Our players today: a parallel filesystem, an NFS server, and some network shenanigans. One of the ways you can build shared network storage is to take the above ingredients and form them into the following shape.

NB. Emphasis on 'one'. This cat comes in many forms, and you should be able to build this at home if you want to. Don't, but have fun.

A parallel filesystem - in this case we are going to use GPFS - split into two nodes per leaf switch, and we will have 12 of them altogether. Each of these leaf switches has its own IPv4 subnet.
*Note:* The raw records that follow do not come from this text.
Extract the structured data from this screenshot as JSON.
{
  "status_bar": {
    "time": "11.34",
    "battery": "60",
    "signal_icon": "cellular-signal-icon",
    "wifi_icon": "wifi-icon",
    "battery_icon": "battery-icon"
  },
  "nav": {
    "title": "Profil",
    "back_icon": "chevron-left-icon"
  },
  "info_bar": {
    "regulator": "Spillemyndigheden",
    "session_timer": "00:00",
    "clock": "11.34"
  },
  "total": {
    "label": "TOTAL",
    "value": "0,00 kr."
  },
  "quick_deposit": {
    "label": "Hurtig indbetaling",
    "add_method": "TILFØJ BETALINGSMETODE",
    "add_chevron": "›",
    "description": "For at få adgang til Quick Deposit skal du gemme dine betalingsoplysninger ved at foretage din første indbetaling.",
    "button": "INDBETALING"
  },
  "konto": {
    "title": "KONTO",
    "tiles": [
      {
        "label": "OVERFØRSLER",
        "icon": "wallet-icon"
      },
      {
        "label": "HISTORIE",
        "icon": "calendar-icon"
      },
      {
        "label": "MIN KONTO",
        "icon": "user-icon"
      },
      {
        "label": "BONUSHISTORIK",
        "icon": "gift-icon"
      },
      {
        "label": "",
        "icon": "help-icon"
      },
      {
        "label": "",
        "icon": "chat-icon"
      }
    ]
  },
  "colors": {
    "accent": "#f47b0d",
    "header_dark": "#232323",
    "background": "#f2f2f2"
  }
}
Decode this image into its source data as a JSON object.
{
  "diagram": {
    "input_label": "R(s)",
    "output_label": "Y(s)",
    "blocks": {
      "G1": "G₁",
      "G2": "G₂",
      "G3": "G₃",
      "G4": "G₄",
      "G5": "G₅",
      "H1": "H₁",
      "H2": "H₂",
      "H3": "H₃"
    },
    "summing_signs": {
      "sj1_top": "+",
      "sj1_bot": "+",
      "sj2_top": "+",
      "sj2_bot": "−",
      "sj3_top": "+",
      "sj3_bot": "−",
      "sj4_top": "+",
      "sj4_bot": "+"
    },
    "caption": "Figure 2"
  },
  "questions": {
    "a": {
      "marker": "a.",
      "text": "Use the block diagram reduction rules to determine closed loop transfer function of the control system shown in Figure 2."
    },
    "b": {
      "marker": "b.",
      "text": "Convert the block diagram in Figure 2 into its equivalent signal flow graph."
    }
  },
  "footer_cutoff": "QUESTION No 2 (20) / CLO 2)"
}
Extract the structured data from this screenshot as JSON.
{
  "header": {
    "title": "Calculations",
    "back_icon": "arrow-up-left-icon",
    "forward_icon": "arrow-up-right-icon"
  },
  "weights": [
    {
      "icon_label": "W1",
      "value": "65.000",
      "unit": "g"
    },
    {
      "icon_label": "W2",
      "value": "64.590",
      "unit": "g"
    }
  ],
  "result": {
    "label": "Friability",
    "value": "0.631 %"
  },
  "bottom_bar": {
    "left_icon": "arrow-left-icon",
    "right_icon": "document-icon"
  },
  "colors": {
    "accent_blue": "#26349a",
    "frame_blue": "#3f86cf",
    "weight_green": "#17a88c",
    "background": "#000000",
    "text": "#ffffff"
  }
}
These are then grouped together in groups of 4 to form a network pod, and then joined up until we have a nice fat tree network.
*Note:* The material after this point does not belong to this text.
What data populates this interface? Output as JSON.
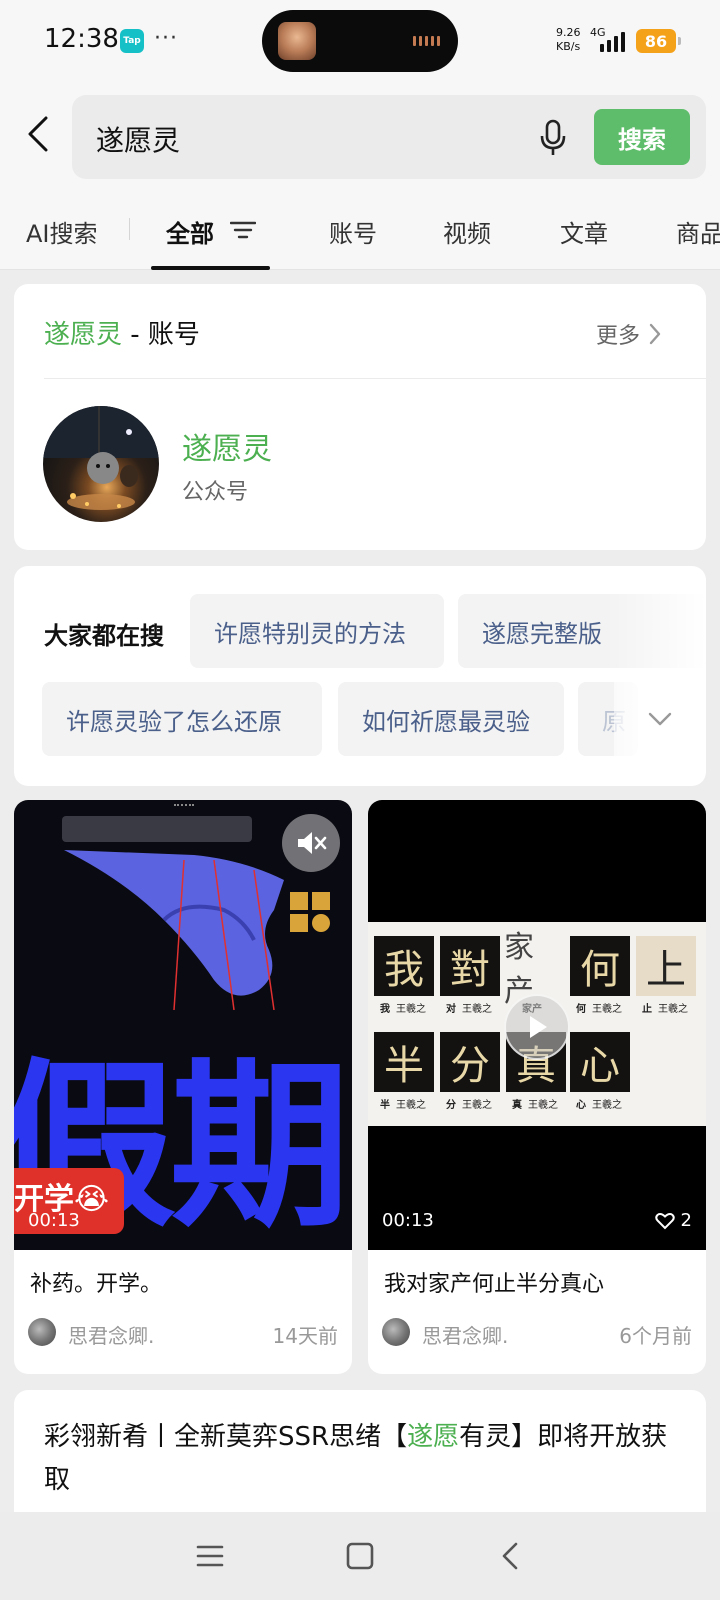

In order to route between leaves, each of our switches will be routers and each will be able to use BGP to advertise routes to other pods; however, we can switch between our group of 4. This is only for the physical IPs each node will have. NFS will be given out by a Virtual IP that can move across any node, and so we need to have BGP running on each node to update and tell routers that a node can be routed to. This VIP is a secondary IP and gets added to the primary interface of a node. When and if it needs to move, that IP can be deleted from the interface, added to another node, and BGP will update any neighbours that it is now found via this new path.
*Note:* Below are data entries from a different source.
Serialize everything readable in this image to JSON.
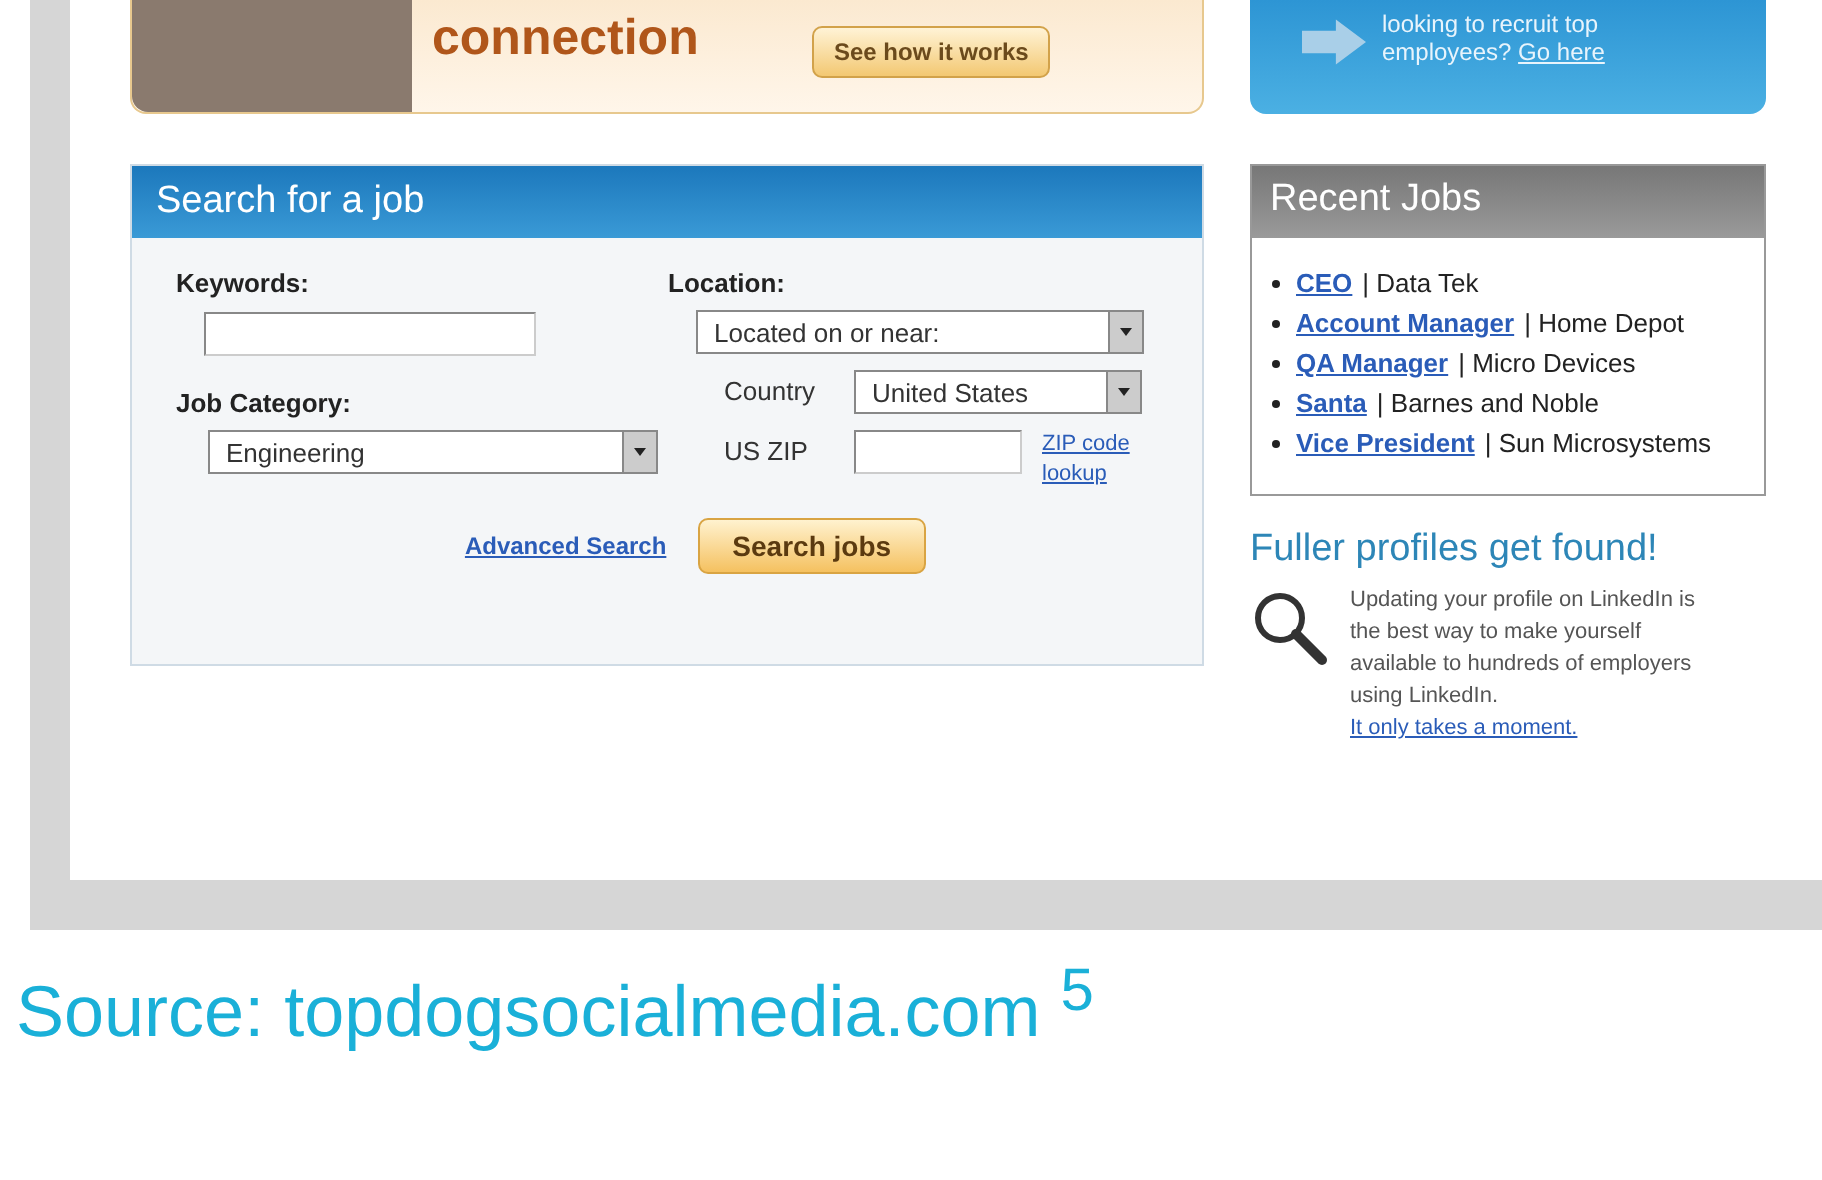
{
  "promo_banner": {
    "headline": "connection",
    "button": "See how it works"
  },
  "hiring_banner": {
    "text": "looking to recruit top employees?",
    "link": "Go here"
  },
  "job_search": {
    "title": "Search for a job",
    "keywords": {
      "label": "Keywords:"
    },
    "location": {
      "label": "Location:",
      "value": "Located on or near:"
    },
    "job_category": {
      "label": "Job Category:",
      "value": "Engineering"
    },
    "country": {
      "label": "Country",
      "value": "United States"
    },
    "zip": {
      "label": "US ZIP",
      "lookup_link": "ZIP code lookup"
    },
    "advanced_link": "Advanced Search",
    "search_button": "Search jobs"
  },
  "recent_jobs": {
    "title": "Recent Jobs",
    "items": [
      {
        "title": "CEO",
        "company": "| Data Tek"
      },
      {
        "title": "Account Manager",
        "company": "| Home Depot"
      },
      {
        "title": "QA Manager",
        "company": "| Micro Devices"
      },
      {
        "title": "Santa",
        "company": "| Barnes and Noble"
      },
      {
        "title": "Vice President",
        "company": "| Sun Microsystems"
      }
    ]
  },
  "profile_promo": {
    "title": "Fuller profiles get found!",
    "text": "Updating your profile on LinkedIn is the best way to make yourself available to hundreds of employers using LinkedIn.",
    "link": "It only takes a moment."
  },
  "source": "Source: topdogsocialmedia.com $^{5}$"
}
Since we are using GPFS for this our life choices have let us to use CES (Cluster Export Services) to manage these vips and our NFS servers. This service is IBMs way managing NFS ontop of GPFS. Each of our 12 nodes will have a NFS server running and the minimum of two vips.

In this environment, clients of NFS will use the kernel client almost all of the time. I have not seen any userspace clients - not to say there are none - but in this we are exclusively a kernel client consumer. For this, the clients are using version 5.15.125. Clients mount their share as NFSv3 and have the default options. No new features like nconnect. In this setup they are given a random VIP from the DNS round robin for the cluster. Some of the reasons why a VIP may move are to balance out resources from competing clients. An admin can tell CES to move a VIP, as well as its own balancing parameters to move VIPs itself. A VIP also needs to move if the NFS server crashes, the node is removed, or the node crashes.

Whenever one of these occurs, the customer complains that their IO has stalled or is slow, their application is seeing NFS timeouts, or worse, it crashes if the time was too long for their program.

Testing

In some cases it was thought this was just CES's fault, where even-coverage was broken and VIPs would move, flopping back and forth between nodes. Even if you think to pin VIPs to nodes, they would still need to be moved back if nodes go down, interrupting a client's work.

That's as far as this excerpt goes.